Another British import were the films of Hammer Studios that is known primarily as the 'other' studio that made Dracula, Mummy, Werewolf and Frankenstein films. But, Hammer Studios did much more than refurbish classic horror films.

The Art Of Hammer looks at the posters promoting the various film genres produced by Hammer Films. Marcus Hearn has compiled a full-color and black and white photo gallery of poster art broken down by decade, starting with the 1950s.

Look for war, horror, suspense and other exciting posters paying tribute to a film studio that made camp cool.

Comic book artist Jim Lee is a phenomenon, but that wasn't always the case. I remember the first time I saw Jim's work and while I considered his work 'adequate' at the time I had no idea he would go on to become one of the greatest come book artists of all time.

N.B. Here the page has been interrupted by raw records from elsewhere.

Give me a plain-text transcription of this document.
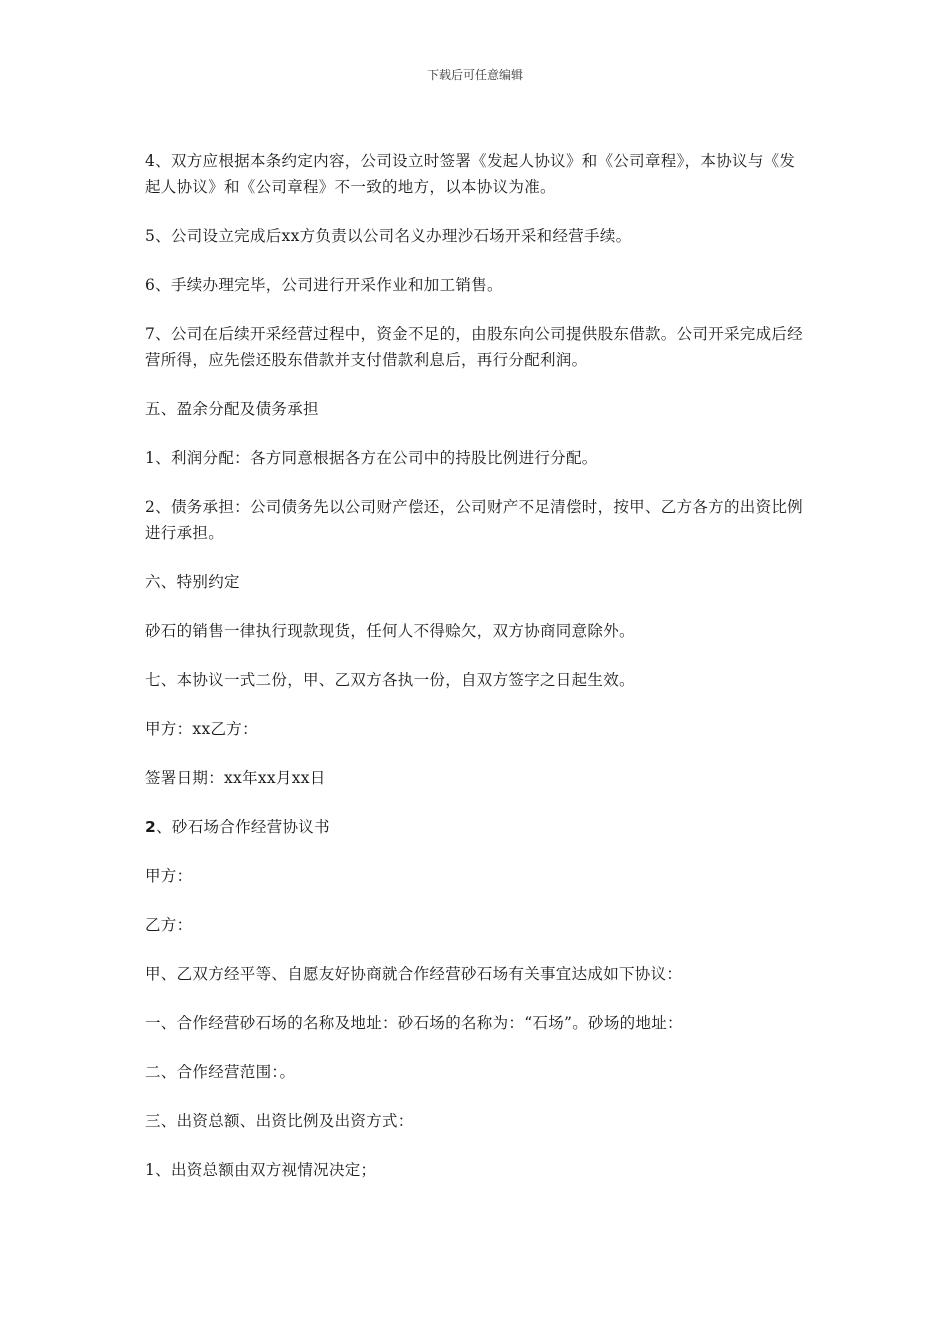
下载后可任意编辑

4、双方应根据本条约定内容，公司设立时签署《发起人协议》和《公司章程》，本协议与《发起人协议》和《公司章程》不一致的地方，以本协议为准。

5、公司设立完成后xx方负责以公司名义办理沙石场开采和经营手续。

6、手续办理完毕，公司进行开采作业和加工销售。

7、公司在后续开采经营过程中，资金不足的，由股东向公司提供股东借款。公司开采完成后经营所得，应先偿还股东借款并支付借款利息后，再行分配利润。

五、盈余分配及债务承担

1、利润分配：各方同意根据各方在公司中的持股比例进行分配。

2、债务承担：公司债务先以公司财产偿还，公司财产不足清偿时，按甲、乙方各方的出资比例进行承担。

六、特别约定

砂石的销售一律执行现款现货，任何人不得赊欠，双方协商同意除外。

七、本协议一式二份，甲、乙双方各执一份，自双方签字之日起生效。

甲方：xx乙方：

签署日期：xx年xx月xx日

2、砂石场合作经营协议书

甲方：

乙方：

甲、乙双方经平等、自愿友好协商就合作经营砂石场有关事宜达成如下协议：

一、合作经营砂石场的名称及地址：砂石场的名称为：“石场”。砂场的地址：

二、合作经营范围：。

三、出资总额、出资比例及出资方式：

1、出资总额由双方视情况决定；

In Titan Books' Icons: The DC Comics And Wildstorm Art Of Jim Lee, readers are treated to page-after-page of gorgeous pencils, inks and color work of the proficient and imaginative artist.

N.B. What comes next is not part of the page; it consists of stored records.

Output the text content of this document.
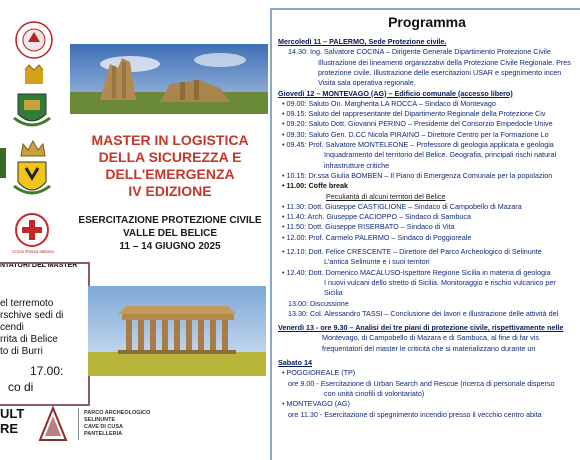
Croce Rossa Italiana
MASTER IN LOGISTICA
DELLA SICUREZZA E
DELL'EMERGENZA
IV EDIZIONE
ESERCITAZIONE PROTEZIONE CIVILE
VALLE DEL BELICE
11 – 14 GIUGNO 2025
NTATORI DEL MASTER
el terremoto
rschive sedi di
cendi
rrita di Belice
to di Burri
17.00:
co di
ULT
RE
PARCO ARCHEOLOGICO
SELINUNTE
CAVE DI CUSA
PANTELLERIA
Programma
Mercoledì 11 – PALERMO, Sede Protezione civile.
14.30: Ing. Salvatore COCINA – Dirigente Generale Dipartimento Protezione Civile
Illustrazione dei lineamenti organizzativi della Protezione Civile Regionale. Pres
protezione civile. Illustrazione delle esercitazioni USAR e spegnimento incen
Visita sala operativa regionale.
Giovedì 12 – MONTEVAGO (AG) – Edificio comunale (accesso libero)
• 09.00: Saluto On. Margherita LA ROCCA – Sindaco di Montevago
• 09.15: Saluto del rappresentante del Dipartimento Regionale della Protezione Civ
• 09.20: Saluto Dott. Giovanni PERINO – Presidente del Consorzio Empedocle Unive
• 09.30: Saluto Gen. D.CC Nicola PIRAINO – Direttore Centro per la Formazione Lo
• 09.45: Prof. Salvatore MONTELEONE – Professore di geologia applicata e geologia
Inquadramento del territorio del Belice. Geografia, principali rischi natural
infrastrutture critiche
• 10.15: Dr.ssa Giulia BOMBEN – Il Piano di Emergenza Comunale per la popolazion
• 11.00: Coffe break
Peculiarità di alcuni territori del Belice
• 11.30: Dott. Giuseppe CASTIGLIONE – Sindaco di Campobello di Mazara
• 11.40: Arch. Giuseppe CACIOPPO – Sindaco di Sambuca
• 11.50: Dott. Giuseppe RISERBATO – Sindaco di Vita
• 12.00: Prof. Carmelo PALERMO – Sindaco di Poggioreale
• 12.10: Dott. Felice CRESCENTE – Direttore del Parco Archeologico di Selinunte
L'antica Selinunte e i suoi territori
• 12.40: Dott. Domenico MACALUSO-Ispettore Regione Sicilia in materia di geologia
I nuovi vulcani dello stretto di Sicilia. Monitoraggio e rischio vulcanico per
Sicilia
13.00: Discussione
13.30: Col. Alessandro TASSI – Conclusione dei lavori e illustrazione delle attività del
Venerdì 13 - ore 9.30 – Analisi dei tre piani di protezione civile, rispettivamente nelle
Montevago, di Campobello di Mazara e di Sambuca, al fine di far vis
frequentatori del master le criticità che si materializzano durante un
Sabato 14
• POGGIOREALE (TP)
ore 9.00 - Esercitazione di Urban Search and Rescue (ricerca di personale disperso
con unità cinofili di volontariato)
• MONTEVAGO (AG)
ore 11.30 - Esercitazione di spegnimento incendio presso il vecchio centro abita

Learn how Jim Lee took stalwart DC characters like Batman and Superman and made them his own and how when he split with Marvel in the early 1990s he would go on with other creators to form Wildstorm Studios.

As a designer and illustrator (although far less talented than Lee) I can appreciate the talent and craft that went into each and every piece of art Jim put his pencil to.

This is more than a book about an artist. It is an examination of a true creative genius and a peek inside the mind of a talented creator of people, places and things pulled form his fertile imagination and given two-dimensional life.